Lors de sa dernière session, à l’initiative de notre groupe, le Conseil départemental a apporté son soutien au monde du travail en adoptant une motion demandant le retrait de cette réforme brutale et injuste qui aurait des conséquences néfastes pour notre démocratie sociale.
Une loi de régression sociale
Cette loi suscite dans le pays un profond sentiment d’injustice que le Gouvernement sous-estime. Le relèvement de l’âge légal de départ à la retraite à 64 ans est la mesure la plus contestée. Elle se ferait au détriment des personnes ayant commencé à travailler le plus tôt, souvent dans des carrières marquées par la pénibilité et la précarité : l’espérance de vie d’un ouvrier est de six ans inférieure à celle d’un cadre. De plus, elle réduirait mécaniquement le montant de certaines pensions et annulerait les effets des trimestres accordés pour les enfants. Pour les femmes, aux revenus souvent plus faibles et aux carrières fréquemment hachées, ce serait la double peine !
Aussi, les économies recherchées par le Gouvernement seraient amputées, dès son application, par de nouvelles et coûteuses mesures d’accompagnement, par exemple des séniors qui resteraient plus longtemps au chômage ou au RSA avant leur retraite. L’utilité même de cette réforme est d’ailleurs remise en cause par le Conseil d’Orientation des Retraites qui a plusieurs fois déclaré que les dépenses de retraites étaient relativement maîtrisées…
Enfin, en plus de réduire le temps de vie libéré de deux années, cette réforme fragiliserait l’aide intergénérationnelle existante mais non chiffrable, par exemple celle des aidants s’occupant de leurs proches en perte d’autonomie ou encore des grands-parents s’occupant de leurs petits-enfants. Elle retarderait aussi l’arrivée de bénévoles dans nos associations qui en ont terriblement besoin. Sur ces questions, le Département, collectivité de toutes les solidarités, est le premier concerné.
Un déni de démocratie
La méthode du Gouvernement suscite également de profondes incompréhensions. L’intégration dans un projet rectificatif de loi de finance était inadaptée. L’absence de dialogue avec les organisations syndicales dénote un manque de considération pour notre démocratie sociale.
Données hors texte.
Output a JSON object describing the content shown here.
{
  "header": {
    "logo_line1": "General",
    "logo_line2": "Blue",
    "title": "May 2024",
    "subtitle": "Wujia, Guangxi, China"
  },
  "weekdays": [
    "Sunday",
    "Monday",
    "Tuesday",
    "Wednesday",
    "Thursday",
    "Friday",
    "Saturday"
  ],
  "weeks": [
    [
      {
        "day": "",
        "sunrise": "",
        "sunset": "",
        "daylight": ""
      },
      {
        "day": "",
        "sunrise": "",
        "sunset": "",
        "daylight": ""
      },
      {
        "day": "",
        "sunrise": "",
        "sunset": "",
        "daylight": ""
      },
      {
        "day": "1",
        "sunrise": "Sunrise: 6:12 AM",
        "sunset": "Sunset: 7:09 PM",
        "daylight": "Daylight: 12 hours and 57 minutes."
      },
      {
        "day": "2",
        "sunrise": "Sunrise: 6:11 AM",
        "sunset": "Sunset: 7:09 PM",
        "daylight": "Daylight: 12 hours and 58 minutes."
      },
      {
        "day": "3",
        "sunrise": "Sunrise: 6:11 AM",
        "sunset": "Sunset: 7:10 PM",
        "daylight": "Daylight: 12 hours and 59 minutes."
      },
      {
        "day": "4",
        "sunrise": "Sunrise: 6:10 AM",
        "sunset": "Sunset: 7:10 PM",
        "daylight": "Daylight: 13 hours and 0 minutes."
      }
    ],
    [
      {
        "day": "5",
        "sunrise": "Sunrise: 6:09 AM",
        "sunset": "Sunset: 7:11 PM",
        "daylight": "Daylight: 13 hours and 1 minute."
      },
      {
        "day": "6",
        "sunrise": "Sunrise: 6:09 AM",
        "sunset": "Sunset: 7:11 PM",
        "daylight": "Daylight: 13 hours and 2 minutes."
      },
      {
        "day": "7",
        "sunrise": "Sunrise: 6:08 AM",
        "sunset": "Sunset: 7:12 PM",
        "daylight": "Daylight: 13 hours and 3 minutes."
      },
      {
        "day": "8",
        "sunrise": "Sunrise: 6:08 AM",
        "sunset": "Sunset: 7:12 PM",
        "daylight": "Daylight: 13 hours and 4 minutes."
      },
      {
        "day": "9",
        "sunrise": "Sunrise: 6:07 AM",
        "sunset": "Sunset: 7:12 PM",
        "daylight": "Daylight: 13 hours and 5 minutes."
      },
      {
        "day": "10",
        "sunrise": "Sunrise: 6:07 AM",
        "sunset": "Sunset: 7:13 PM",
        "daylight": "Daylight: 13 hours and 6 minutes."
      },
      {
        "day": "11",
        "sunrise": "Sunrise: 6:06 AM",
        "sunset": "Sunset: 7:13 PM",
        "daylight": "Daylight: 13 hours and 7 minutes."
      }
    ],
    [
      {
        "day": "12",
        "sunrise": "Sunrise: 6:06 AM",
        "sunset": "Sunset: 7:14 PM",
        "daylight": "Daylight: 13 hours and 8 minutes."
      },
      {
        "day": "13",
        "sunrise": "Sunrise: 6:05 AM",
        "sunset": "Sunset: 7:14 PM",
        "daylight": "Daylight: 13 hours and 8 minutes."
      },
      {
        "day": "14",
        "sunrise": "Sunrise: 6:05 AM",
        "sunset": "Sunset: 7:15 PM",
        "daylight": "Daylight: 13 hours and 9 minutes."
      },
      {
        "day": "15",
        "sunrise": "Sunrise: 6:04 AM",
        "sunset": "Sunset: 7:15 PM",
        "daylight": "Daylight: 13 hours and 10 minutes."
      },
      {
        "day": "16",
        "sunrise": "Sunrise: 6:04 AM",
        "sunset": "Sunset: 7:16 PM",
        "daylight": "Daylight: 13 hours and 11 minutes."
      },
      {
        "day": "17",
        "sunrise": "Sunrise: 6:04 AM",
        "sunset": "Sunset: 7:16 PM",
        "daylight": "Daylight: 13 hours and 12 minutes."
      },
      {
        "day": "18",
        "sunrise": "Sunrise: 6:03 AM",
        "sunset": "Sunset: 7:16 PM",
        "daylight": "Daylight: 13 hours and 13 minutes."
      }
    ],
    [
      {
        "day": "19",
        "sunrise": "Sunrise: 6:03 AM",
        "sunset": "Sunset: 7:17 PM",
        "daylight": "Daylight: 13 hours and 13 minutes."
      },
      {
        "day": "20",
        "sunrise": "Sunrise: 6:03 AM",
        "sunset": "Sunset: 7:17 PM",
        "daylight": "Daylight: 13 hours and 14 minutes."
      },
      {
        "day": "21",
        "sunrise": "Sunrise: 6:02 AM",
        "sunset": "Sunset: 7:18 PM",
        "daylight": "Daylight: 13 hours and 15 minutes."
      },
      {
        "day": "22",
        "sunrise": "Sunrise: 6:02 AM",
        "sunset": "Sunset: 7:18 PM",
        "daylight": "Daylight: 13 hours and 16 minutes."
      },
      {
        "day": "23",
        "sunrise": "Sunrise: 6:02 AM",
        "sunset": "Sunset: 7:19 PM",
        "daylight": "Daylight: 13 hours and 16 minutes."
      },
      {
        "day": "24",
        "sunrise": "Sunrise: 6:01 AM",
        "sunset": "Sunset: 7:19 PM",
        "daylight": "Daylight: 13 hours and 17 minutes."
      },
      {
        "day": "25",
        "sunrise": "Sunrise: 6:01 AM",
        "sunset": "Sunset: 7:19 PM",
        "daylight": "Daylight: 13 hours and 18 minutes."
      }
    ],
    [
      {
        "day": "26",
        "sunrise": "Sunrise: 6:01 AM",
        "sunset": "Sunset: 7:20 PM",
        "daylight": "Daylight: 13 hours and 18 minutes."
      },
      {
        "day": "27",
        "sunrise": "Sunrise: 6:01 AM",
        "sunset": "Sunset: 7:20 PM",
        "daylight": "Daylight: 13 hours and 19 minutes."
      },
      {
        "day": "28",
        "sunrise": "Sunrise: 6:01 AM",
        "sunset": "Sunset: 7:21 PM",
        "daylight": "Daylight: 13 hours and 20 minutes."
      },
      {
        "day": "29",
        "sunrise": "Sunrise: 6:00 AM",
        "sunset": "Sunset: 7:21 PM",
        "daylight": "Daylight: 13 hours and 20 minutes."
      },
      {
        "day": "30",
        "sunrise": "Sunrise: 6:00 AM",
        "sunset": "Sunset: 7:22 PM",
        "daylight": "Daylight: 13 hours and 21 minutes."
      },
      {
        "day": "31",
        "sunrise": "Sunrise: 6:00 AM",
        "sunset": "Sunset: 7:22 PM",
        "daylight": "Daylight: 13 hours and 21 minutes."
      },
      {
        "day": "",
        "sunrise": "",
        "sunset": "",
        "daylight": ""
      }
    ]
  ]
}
La limitation de la durée des débats parlementaires sur un sujet qui touche à la vie quotidienne de chacun, et l’utilisation de l’article 49.3 pour faire passer le texte sans vote de l’Assemblée sont la marque d’un véritable déni de démocratie.
Et maintenant ?
Aujourd’hui, la responsabilité du Gouvernement est d’assurer le maintien de la cohésion sociale du pays. Le Président de la République, en prétextant qu’il avait mandat pour augmenter la durée de travail, a oublié les circonstances particulières de ses deux élections face à l’extrême droite. De plus, si la démocratie est évidemment marquée par des principes intangibles, sa pratique implique un certain degré d’adhésion et de légitimité populaire. Ces conditions ne sont visiblement pas réunies à ce jour.
Bien entendu, le processus législatif n’est pas terminé. Le Conseil Constitutionnel doit encore se prononcer et la question du Référendum d’Initiative Partagée (RIP) est sur la table. Mais ignorer le mouvement social n’aurait-il pas des effets plus dévastateurs pour notre démocratie ? La sagesse ne serait-elle pas, pour l’intérêt général, de suspendre cette loi, de la remettre à plat et de reprendre les négociations ?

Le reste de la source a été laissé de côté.